It takes surprisingly little to do well in investing and meet your financial goals. Keeping to a few basic commandments like diversification and avoiding behavioral traps, you can count on your portfolio to grow at an expected rate over your lifetime. If you want to find the real money though you will have to do some deep analysis and that means learning how to read financial statements.
What do analysts really do?
An army of Wall Street analysts work around the clock reading and decoding the mandatory financial statements published by publicly-traded companies. These documents, required by the Securities and Exchange Commission (SEC), include an alphabet of codes like 10-Q, 8-k and S-8. The most important document is the 10-K, the company’s annual report.
Within the annual filing, you will find three primary statements, footnotes and the management’s discussion of the year’s business. The three statements, described below, are where you will spend most of your time. The footnotes give important meaning to some of the statement data and management’s discussion can sometimes clue you to hidden opportunities.
The Balance Sheet
This is a record of all the company’s assets, liabilities and equity on the last day of the quarter or year. Assets include things like cash, property, unsold inventory and other items with value like patents and trademarks. Liabilities are the loans and other debt-like promises that the company owes. Stockholder’s equity is the difference between the company’s assets and liabilities and is the value owned by shareholders.
The Income Statement
This is the profit and loss statement of the company’s business over the period. Starting with sales (revenue), it subtracts different costs, interest on debt and taxes to arrive at the net income available to shareholders. Unfortunately, there are a lot of ways for management to manipulate the income statement from inflating sales to waiting to recognize costs in later periods. The income statement offers a lot of good information but it must be used with the other two statements as well.
The Statement of Cash Flows
This statement is the favorite of many investors because it shows just how management is using cash to run the business. Since an investment’s value is ultimately the source of future cash flows, investors are intently focused on how current cash is being used. The statement separates cash sources and uses into three primary topics; operations, investment and financing. Cash flow from operations is the Holy Grail for many because it is the actual cash generated, or used, through the business. Cash used for investment is important because it can help to increase or maintain future operational cash flow. Cash flows from financing include share issuance or buybacks, dividend payments and loans.
So if Wall Street analysts spend their nights and days decoding these statements, can’t I just read their reports?
The problem is that the second these reports hit the market, the company’s stock price reacts immediately. To find the real opportunities, you have to decode the statements before the rest of the market.
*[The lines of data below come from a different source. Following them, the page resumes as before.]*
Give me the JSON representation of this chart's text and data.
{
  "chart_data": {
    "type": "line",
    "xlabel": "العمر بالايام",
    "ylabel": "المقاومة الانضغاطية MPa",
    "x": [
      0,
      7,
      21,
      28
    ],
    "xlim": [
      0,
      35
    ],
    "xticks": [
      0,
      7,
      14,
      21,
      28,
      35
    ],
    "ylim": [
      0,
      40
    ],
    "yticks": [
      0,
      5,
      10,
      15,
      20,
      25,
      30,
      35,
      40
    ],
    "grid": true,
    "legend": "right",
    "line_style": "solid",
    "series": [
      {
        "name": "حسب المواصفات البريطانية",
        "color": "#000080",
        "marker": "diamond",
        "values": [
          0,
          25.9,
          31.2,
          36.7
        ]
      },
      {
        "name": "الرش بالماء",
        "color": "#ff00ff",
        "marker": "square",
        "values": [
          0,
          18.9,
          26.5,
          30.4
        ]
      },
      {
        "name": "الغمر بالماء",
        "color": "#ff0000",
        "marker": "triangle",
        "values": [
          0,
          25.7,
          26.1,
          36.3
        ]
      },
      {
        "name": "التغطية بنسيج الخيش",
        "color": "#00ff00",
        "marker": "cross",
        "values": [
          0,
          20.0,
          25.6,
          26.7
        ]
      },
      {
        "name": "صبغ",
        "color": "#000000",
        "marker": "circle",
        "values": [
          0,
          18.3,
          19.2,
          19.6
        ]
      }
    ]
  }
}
Making the most of limited time
Careers are spent learning the intricacies of financial statement analysis and you shouldn’t expect to be an expert in a short amount of time. Most investors with little time to commit are well-served by sticking to some basic ratios and red flags.
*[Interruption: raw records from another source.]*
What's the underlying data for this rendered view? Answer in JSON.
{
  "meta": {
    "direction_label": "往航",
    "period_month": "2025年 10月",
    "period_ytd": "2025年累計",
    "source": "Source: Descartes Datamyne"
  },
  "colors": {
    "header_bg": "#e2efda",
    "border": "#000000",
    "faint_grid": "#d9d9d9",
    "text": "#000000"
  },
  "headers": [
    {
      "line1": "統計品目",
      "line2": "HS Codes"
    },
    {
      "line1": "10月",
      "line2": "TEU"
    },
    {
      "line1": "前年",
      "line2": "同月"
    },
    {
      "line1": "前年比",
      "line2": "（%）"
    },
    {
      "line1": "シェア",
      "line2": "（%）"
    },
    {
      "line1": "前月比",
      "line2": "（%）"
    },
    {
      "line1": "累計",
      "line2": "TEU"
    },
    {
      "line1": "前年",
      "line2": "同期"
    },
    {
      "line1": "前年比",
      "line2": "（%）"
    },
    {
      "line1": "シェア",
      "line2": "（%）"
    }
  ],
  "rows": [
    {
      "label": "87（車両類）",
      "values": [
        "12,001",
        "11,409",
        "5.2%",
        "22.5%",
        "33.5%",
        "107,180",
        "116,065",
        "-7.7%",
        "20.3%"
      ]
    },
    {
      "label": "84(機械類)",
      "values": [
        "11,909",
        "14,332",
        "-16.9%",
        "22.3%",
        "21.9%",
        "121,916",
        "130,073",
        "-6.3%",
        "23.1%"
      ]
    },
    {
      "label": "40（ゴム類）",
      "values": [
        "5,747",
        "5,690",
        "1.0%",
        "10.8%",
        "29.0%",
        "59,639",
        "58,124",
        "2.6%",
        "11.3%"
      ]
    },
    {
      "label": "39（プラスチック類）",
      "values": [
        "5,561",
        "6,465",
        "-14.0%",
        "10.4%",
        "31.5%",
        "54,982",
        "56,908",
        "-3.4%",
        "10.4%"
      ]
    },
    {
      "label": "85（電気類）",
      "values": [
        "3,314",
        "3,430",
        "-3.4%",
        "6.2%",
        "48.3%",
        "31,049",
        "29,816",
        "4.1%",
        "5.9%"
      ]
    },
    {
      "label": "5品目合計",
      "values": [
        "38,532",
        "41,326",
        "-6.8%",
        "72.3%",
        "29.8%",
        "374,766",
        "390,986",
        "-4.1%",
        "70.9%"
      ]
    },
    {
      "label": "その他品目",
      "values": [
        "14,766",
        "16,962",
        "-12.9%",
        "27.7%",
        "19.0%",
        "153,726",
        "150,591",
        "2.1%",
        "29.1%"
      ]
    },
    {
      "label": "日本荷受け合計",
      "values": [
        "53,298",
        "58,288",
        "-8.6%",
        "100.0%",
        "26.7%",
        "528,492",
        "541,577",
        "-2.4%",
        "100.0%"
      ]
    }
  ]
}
- Days sales outstanding (DSO) is the average days that a company takes to collect on past sales made on credit. It is the accounts receivables line of the balance sheet divided by the amount of credit sales, multiplied by the number of days in the period. The ratio is important because a company taking longer and longer to collect might be extending its credit terms too far and may not actually see the cash for past sales. The McAfee Company, now owned by Intel (INTC), overstated sales between 1998 and 2000 and was eventually sued by the SEC.
- Liquidity ratios like the cash ratio – are measures of the company’s ability to pay its short-term liabilities. This is important for companies that are facing short-term challenges or if you think the economy might take a turn for the worse. If the company is already on shaky ground, weak sales ahead may be the tipping point into bankruptcy. The cash ratio, total cash divided by short-term liabilities, is generally the most conservative of the liquidity ratios since it does not include inventory or receivables.
- Free cash flow is a powerful measure used by many investors. It is the cash leftover from operations after spending on projects to maintain the business. It is the operating cash flows minus capital expenditures, generally much of the amount spent on property, plant and equipment.
Red flags are warning signals that could tip an investor off to some kind of management fraud or operational weakness. The rate of change in cost of goods sold, receivables and payables should all be comparable to the rate of change in sales. If any one of these changes significantly from the overall trend, it may signal that management is changing the way it accounts for the item. Payables growing faster than sales may mean that management is trying to inflate income by holding off on paying suppliers and labor. A significant drop in cost of goods sold may indicate a cheaper quality product being made.
One important red flag is the growth rate in net income versus that of operating cash flow. Because of accounting rules, management can manipulate net income much more easily that the actual cash coming in or out of the company. If net income constantly grows faster than the cash produced by the business, then management might be inflating its performance to look better. The Xerox Corporation (XRX) doubled net income in 2004 though its cash flow from operations actually decreased. Investors were not fooled and the stock languished for the better part of three years.
The vast majority of investors do not have the time available to pour through every financial statement released by every company in their portfolio. With a short list of ratios, red flags and measures you can catch some big opportunities every once in a while. Devote most of your portfolio to investing off of the basic rules from this website, leaving a small chunk available to take advantage of opportunities when they come along through financial statement analysis.